Le visage buriné  d'un homme de près de quatre-vingt ans  nous a projeté un petit film  sur la porte de son garage[...]Un film d'à peine deux minutes  sur une course de bateaux  qu'il avait tourné l'été  d'avant du côté des Sables d'Olonne

Je n'avais jamais vu autant de bateaux d'un seul coup! écrit Franck Cammas , et  ce sont bien  ces images  qui me sont revenues à l'esprit ,quand mon père  m'a demandé quel livre  je voulais  emporter en Italie.Dans la petite librairie  trône  en haut de la pile du rayon "voile"Le Tour du monde de Pen Duick VI.[...]Dès les première pages je découvre une langue étrangère.Portsmouth,Ouessant,Fromveurt ,c'est du charabia pour moi.Un voyage en mer  inconnue,Non seulement , me pose un tas de questions sur la géographie, mais il y a aussi les termes techniques.... incompréhensibles. Je sais à peu près  ce qu'est un mât ,et encore , mais un ketch ou les haubans ,c'est du chimois.

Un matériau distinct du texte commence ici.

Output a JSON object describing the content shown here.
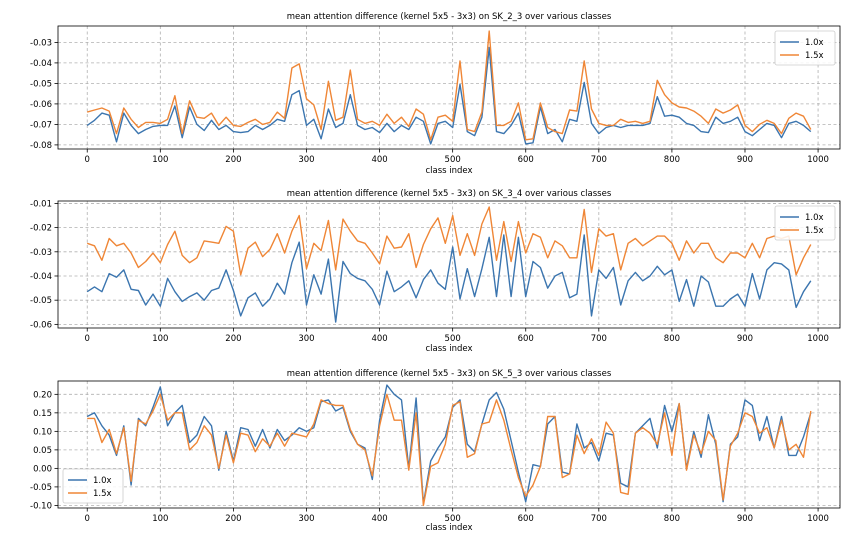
{
  "chart_data": [
    {
      "type": "line",
      "title": "mean attention difference (kernel 5x5 - 3x3) on SK_2_3 over various classes",
      "xlabel": "class index",
      "ylabel": "",
      "xlim": [
        -40,
        1030
      ],
      "ylim": [
        -0.082,
        -0.022
      ],
      "xticks": [
        0,
        100,
        200,
        300,
        400,
        500,
        600,
        700,
        800,
        900,
        1000
      ],
      "yticks": [
        -0.03,
        -0.04,
        -0.05,
        -0.06,
        -0.07,
        -0.08
      ],
      "ytick_labels": [
        "-0.03",
        "-0.04",
        "-0.05",
        "-0.06",
        "-0.07",
        "-0.08"
      ],
      "legend_position": "upper right",
      "x": [
        0,
        10,
        20,
        30,
        40,
        50,
        60,
        70,
        80,
        90,
        100,
        110,
        120,
        130,
        140,
        150,
        160,
        170,
        180,
        190,
        200,
        210,
        220,
        230,
        240,
        250,
        260,
        270,
        280,
        290,
        300,
        310,
        320,
        330,
        340,
        350,
        360,
        370,
        380,
        390,
        400,
        410,
        420,
        430,
        440,
        450,
        460,
        470,
        480,
        490,
        500,
        510,
        520,
        530,
        540,
        550,
        560,
        570,
        580,
        590,
        600,
        610,
        620,
        630,
        640,
        650,
        660,
        670,
        680,
        690,
        700,
        710,
        720,
        730,
        740,
        750,
        760,
        770,
        780,
        790,
        800,
        810,
        820,
        830,
        840,
        850,
        860,
        870,
        880,
        890,
        900,
        910,
        920,
        930,
        940,
        950,
        960,
        970,
        980,
        990
      ],
      "series": [
        {
          "name": "1.0x",
          "color": "#3b75af",
          "values": [
            -0.0705,
            -0.068,
            -0.0645,
            -0.0655,
            -0.0785,
            -0.0645,
            -0.0705,
            -0.0745,
            -0.0725,
            -0.071,
            -0.0705,
            -0.0705,
            -0.061,
            -0.0765,
            -0.0615,
            -0.07,
            -0.073,
            -0.068,
            -0.0725,
            -0.0705,
            -0.0735,
            -0.074,
            -0.0735,
            -0.0705,
            -0.0725,
            -0.0705,
            -0.0675,
            -0.0685,
            -0.0555,
            -0.0535,
            -0.0705,
            -0.0675,
            -0.077,
            -0.0625,
            -0.0715,
            -0.0695,
            -0.0555,
            -0.0705,
            -0.0725,
            -0.0715,
            -0.074,
            -0.0695,
            -0.0735,
            -0.0705,
            -0.0725,
            -0.0665,
            -0.0685,
            -0.0795,
            -0.0695,
            -0.0685,
            -0.0715,
            -0.0505,
            -0.0735,
            -0.0755,
            -0.0665,
            -0.0325,
            -0.0735,
            -0.0745,
            -0.0705,
            -0.0645,
            -0.0795,
            -0.079,
            -0.0615,
            -0.0745,
            -0.0725,
            -0.0785,
            -0.0675,
            -0.0685,
            -0.0495,
            -0.0695,
            -0.0745,
            -0.0715,
            -0.0705,
            -0.0715,
            -0.0705,
            -0.0705,
            -0.0705,
            -0.0695,
            -0.0565,
            -0.066,
            -0.0655,
            -0.0665,
            -0.0695,
            -0.0705,
            -0.0735,
            -0.074,
            -0.0665,
            -0.0695,
            -0.0685,
            -0.0665,
            -0.0735,
            -0.0755,
            -0.0725,
            -0.0695,
            -0.0705,
            -0.0765,
            -0.0695,
            -0.0685,
            -0.0705,
            -0.0735
          ]
        },
        {
          "name": "1.5x",
          "color": "#ef8636",
          "values": [
            -0.064,
            -0.063,
            -0.062,
            -0.0635,
            -0.0745,
            -0.062,
            -0.0675,
            -0.0715,
            -0.069,
            -0.069,
            -0.0695,
            -0.0675,
            -0.056,
            -0.0745,
            -0.0585,
            -0.0665,
            -0.067,
            -0.0645,
            -0.0705,
            -0.0665,
            -0.0705,
            -0.071,
            -0.069,
            -0.0675,
            -0.07,
            -0.069,
            -0.064,
            -0.067,
            -0.0425,
            -0.0405,
            -0.0575,
            -0.0605,
            -0.0725,
            -0.049,
            -0.068,
            -0.0665,
            -0.0435,
            -0.0675,
            -0.0695,
            -0.0685,
            -0.0705,
            -0.065,
            -0.0695,
            -0.0665,
            -0.071,
            -0.0625,
            -0.065,
            -0.0775,
            -0.0665,
            -0.0655,
            -0.0685,
            -0.039,
            -0.0725,
            -0.0735,
            -0.064,
            -0.0245,
            -0.0705,
            -0.0705,
            -0.0685,
            -0.0595,
            -0.0775,
            -0.077,
            -0.0595,
            -0.0715,
            -0.0735,
            -0.0745,
            -0.063,
            -0.0635,
            -0.039,
            -0.0625,
            -0.0695,
            -0.0705,
            -0.0705,
            -0.0675,
            -0.069,
            -0.0685,
            -0.0695,
            -0.0685,
            -0.0485,
            -0.0555,
            -0.0595,
            -0.0615,
            -0.062,
            -0.0635,
            -0.066,
            -0.0695,
            -0.0625,
            -0.0645,
            -0.063,
            -0.0605,
            -0.0705,
            -0.0735,
            -0.07,
            -0.068,
            -0.0695,
            -0.0745,
            -0.067,
            -0.0645,
            -0.066,
            -0.0725
          ]
        }
      ]
    },
    {
      "type": "line",
      "title": "mean attention difference (kernel 5x5 - 3x3) on SK_3_4 over various classes",
      "xlabel": "class index",
      "ylabel": "",
      "xlim": [
        -40,
        1030
      ],
      "ylim": [
        -0.0615,
        -0.009
      ],
      "xticks": [
        0,
        100,
        200,
        300,
        400,
        500,
        600,
        700,
        800,
        900,
        1000
      ],
      "yticks": [
        -0.01,
        -0.02,
        -0.03,
        -0.04,
        -0.05,
        -0.06
      ],
      "ytick_labels": [
        "-0.01",
        "-0.02",
        "-0.03",
        "-0.04",
        "-0.05",
        "-0.06"
      ],
      "legend_position": "upper right",
      "x": [
        0,
        10,
        20,
        30,
        40,
        50,
        60,
        70,
        80,
        90,
        100,
        110,
        120,
        130,
        140,
        150,
        160,
        170,
        180,
        190,
        200,
        210,
        220,
        230,
        240,
        250,
        260,
        270,
        280,
        290,
        300,
        310,
        320,
        330,
        340,
        350,
        360,
        370,
        380,
        390,
        400,
        410,
        420,
        430,
        440,
        450,
        460,
        470,
        480,
        490,
        500,
        510,
        520,
        530,
        540,
        550,
        560,
        570,
        580,
        590,
        600,
        610,
        620,
        630,
        640,
        650,
        660,
        670,
        680,
        690,
        700,
        710,
        720,
        730,
        740,
        750,
        760,
        770,
        780,
        790,
        800,
        810,
        820,
        830,
        840,
        850,
        860,
        870,
        880,
        890,
        900,
        910,
        920,
        930,
        940,
        950,
        960,
        970,
        980,
        990
      ],
      "series": [
        {
          "name": "1.0x",
          "color": "#3b75af",
          "values": [
            -0.0465,
            -0.0445,
            -0.0465,
            -0.039,
            -0.0405,
            -0.0375,
            -0.0455,
            -0.046,
            -0.052,
            -0.0475,
            -0.0525,
            -0.041,
            -0.0465,
            -0.0505,
            -0.0485,
            -0.047,
            -0.05,
            -0.046,
            -0.045,
            -0.0375,
            -0.046,
            -0.0565,
            -0.049,
            -0.047,
            -0.0525,
            -0.0495,
            -0.043,
            -0.0475,
            -0.0345,
            -0.026,
            -0.052,
            -0.0395,
            -0.0475,
            -0.033,
            -0.059,
            -0.034,
            -0.039,
            -0.041,
            -0.042,
            -0.0455,
            -0.052,
            -0.038,
            -0.0465,
            -0.0445,
            -0.042,
            -0.049,
            -0.0415,
            -0.0375,
            -0.043,
            -0.0455,
            -0.028,
            -0.0495,
            -0.037,
            -0.0485,
            -0.037,
            -0.024,
            -0.0485,
            -0.023,
            -0.0485,
            -0.024,
            -0.0485,
            -0.034,
            -0.0365,
            -0.045,
            -0.04,
            -0.0385,
            -0.049,
            -0.0475,
            -0.023,
            -0.0565,
            -0.0375,
            -0.041,
            -0.0365,
            -0.052,
            -0.042,
            -0.0385,
            -0.042,
            -0.04,
            -0.036,
            -0.0395,
            -0.0375,
            -0.0505,
            -0.0415,
            -0.0525,
            -0.04,
            -0.0425,
            -0.0525,
            -0.0525,
            -0.0495,
            -0.0475,
            -0.0525,
            -0.039,
            -0.0495,
            -0.0375,
            -0.0345,
            -0.035,
            -0.0375,
            -0.053,
            -0.0465,
            -0.042
          ]
        },
        {
          "name": "1.5x",
          "color": "#ef8636",
          "values": [
            -0.0265,
            -0.0275,
            -0.0335,
            -0.0245,
            -0.0275,
            -0.0265,
            -0.0305,
            -0.0365,
            -0.034,
            -0.0305,
            -0.0345,
            -0.027,
            -0.0215,
            -0.0315,
            -0.0345,
            -0.0325,
            -0.0255,
            -0.026,
            -0.0265,
            -0.0195,
            -0.0215,
            -0.0395,
            -0.0285,
            -0.026,
            -0.032,
            -0.029,
            -0.0225,
            -0.0305,
            -0.0215,
            -0.015,
            -0.037,
            -0.0265,
            -0.0295,
            -0.017,
            -0.0375,
            -0.0165,
            -0.0215,
            -0.0255,
            -0.0265,
            -0.0305,
            -0.035,
            -0.0235,
            -0.0285,
            -0.028,
            -0.0225,
            -0.0365,
            -0.027,
            -0.0205,
            -0.016,
            -0.0265,
            -0.015,
            -0.0315,
            -0.0225,
            -0.0315,
            -0.0185,
            -0.0115,
            -0.0335,
            -0.0175,
            -0.034,
            -0.0175,
            -0.0305,
            -0.0225,
            -0.024,
            -0.0325,
            -0.0255,
            -0.0275,
            -0.0325,
            -0.0325,
            -0.0125,
            -0.0385,
            -0.0205,
            -0.0235,
            -0.0225,
            -0.0375,
            -0.0265,
            -0.0245,
            -0.0275,
            -0.0255,
            -0.0235,
            -0.0235,
            -0.0265,
            -0.0335,
            -0.0255,
            -0.0305,
            -0.0265,
            -0.0265,
            -0.0325,
            -0.0345,
            -0.0305,
            -0.0305,
            -0.0325,
            -0.0265,
            -0.0325,
            -0.0245,
            -0.0235,
            -0.0245,
            -0.0235,
            -0.0395,
            -0.0325,
            -0.027
          ]
        }
      ]
    },
    {
      "type": "line",
      "title": "mean attention difference (kernel 5x5 - 3x3) on SK_5_3 over various classes",
      "xlabel": "class index",
      "ylabel": "",
      "xlim": [
        -40,
        1030
      ],
      "ylim": [
        -0.107,
        0.236
      ],
      "xticks": [
        0,
        100,
        200,
        300,
        400,
        500,
        600,
        700,
        800,
        900,
        1000
      ],
      "yticks": [
        0.2,
        0.15,
        0.1,
        0.05,
        0.0,
        -0.05,
        -0.1
      ],
      "ytick_labels": [
        "0.20",
        "0.15",
        "0.10",
        "0.05",
        "0.00",
        "-0.05",
        "-0.10"
      ],
      "legend_position": "lower left",
      "x": [
        0,
        10,
        20,
        30,
        40,
        50,
        60,
        70,
        80,
        90,
        100,
        110,
        120,
        130,
        140,
        150,
        160,
        170,
        180,
        190,
        200,
        210,
        220,
        230,
        240,
        250,
        260,
        270,
        280,
        290,
        300,
        310,
        320,
        330,
        340,
        350,
        360,
        370,
        380,
        390,
        400,
        410,
        420,
        430,
        440,
        450,
        460,
        470,
        480,
        490,
        500,
        510,
        520,
        530,
        540,
        550,
        560,
        570,
        580,
        590,
        600,
        610,
        620,
        630,
        640,
        650,
        660,
        670,
        680,
        690,
        700,
        710,
        720,
        730,
        740,
        750,
        760,
        770,
        780,
        790,
        800,
        810,
        820,
        830,
        840,
        850,
        860,
        870,
        880,
        890,
        900,
        910,
        920,
        930,
        940,
        950,
        960,
        970,
        980,
        990
      ],
      "series": [
        {
          "name": "1.0x",
          "color": "#3b75af",
          "values": [
            0.14,
            0.15,
            0.115,
            0.09,
            0.035,
            0.115,
            -0.045,
            0.135,
            0.115,
            0.165,
            0.22,
            0.115,
            0.15,
            0.17,
            0.07,
            0.09,
            0.14,
            0.115,
            -0.005,
            0.1,
            0.02,
            0.11,
            0.105,
            0.06,
            0.105,
            0.055,
            0.105,
            0.075,
            0.09,
            0.11,
            0.1,
            0.11,
            0.18,
            0.185,
            0.155,
            0.165,
            0.1,
            0.065,
            0.055,
            -0.03,
            0.13,
            0.225,
            0.2,
            0.185,
            0.0,
            0.19,
            -0.095,
            0.02,
            0.055,
            0.085,
            0.165,
            0.185,
            0.065,
            0.045,
            0.12,
            0.185,
            0.205,
            0.16,
            0.075,
            -0.01,
            -0.09,
            0.01,
            0.005,
            0.12,
            0.14,
            -0.01,
            -0.015,
            0.12,
            0.055,
            0.07,
            0.02,
            0.095,
            0.09,
            -0.04,
            -0.05,
            0.095,
            0.115,
            0.135,
            0.055,
            0.17,
            0.1,
            0.175,
            0.0,
            0.1,
            0.03,
            0.145,
            0.065,
            -0.09,
            0.065,
            0.085,
            0.185,
            0.17,
            0.075,
            0.14,
            0.055,
            0.14,
            0.035,
            0.035,
            0.085,
            0.15
          ]
        },
        {
          "name": "1.5x",
          "color": "#ef8636",
          "values": [
            0.135,
            0.135,
            0.07,
            0.105,
            0.04,
            0.11,
            -0.035,
            0.13,
            0.12,
            0.155,
            0.2,
            0.13,
            0.15,
            0.15,
            0.05,
            0.07,
            0.115,
            0.09,
            0.0,
            0.09,
            0.015,
            0.095,
            0.09,
            0.045,
            0.08,
            0.06,
            0.095,
            0.06,
            0.095,
            0.09,
            0.085,
            0.12,
            0.185,
            0.175,
            0.17,
            0.17,
            0.105,
            0.065,
            0.05,
            -0.02,
            0.115,
            0.2,
            0.13,
            0.13,
            -0.005,
            0.15,
            -0.1,
            0.005,
            0.015,
            0.065,
            0.17,
            0.18,
            0.03,
            0.04,
            0.12,
            0.125,
            0.185,
            0.13,
            0.05,
            -0.025,
            -0.075,
            -0.045,
            0.005,
            0.14,
            0.14,
            -0.025,
            -0.015,
            0.09,
            0.04,
            0.08,
            0.035,
            0.125,
            0.095,
            -0.065,
            -0.07,
            0.095,
            0.11,
            0.095,
            0.065,
            0.15,
            0.035,
            0.175,
            -0.005,
            0.09,
            0.04,
            0.1,
            0.075,
            -0.085,
            0.06,
            0.095,
            0.15,
            0.14,
            0.095,
            0.11,
            0.055,
            0.13,
            0.05,
            0.065,
            0.03,
            0.155
          ]
        }
      ]
    }
  ]
}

Et les marins sont des gens bizarres.Même le vent,ils lui ont trouvé plein de noms "Nordet

"pour nord-est,"noroît" pour nord-ouest,"suête " pour sud-est " ou encore suroît"  pour Sud-est.

La magie a fonctionné.Mes rêves me transportent désormais sur les vagues de l'océan Indien et dans les tempêts  du Pacifiques Sud avant de franchir le Cap Horn.

Autant de régions du monde dont je ne connaissais pas l'existence avant d'ouvrir ce livre.

Quand je referme  ce livre pour la troisième fois  au printemps  1983 ,je n'ai plus qu'une idée en tête Faire du bateau.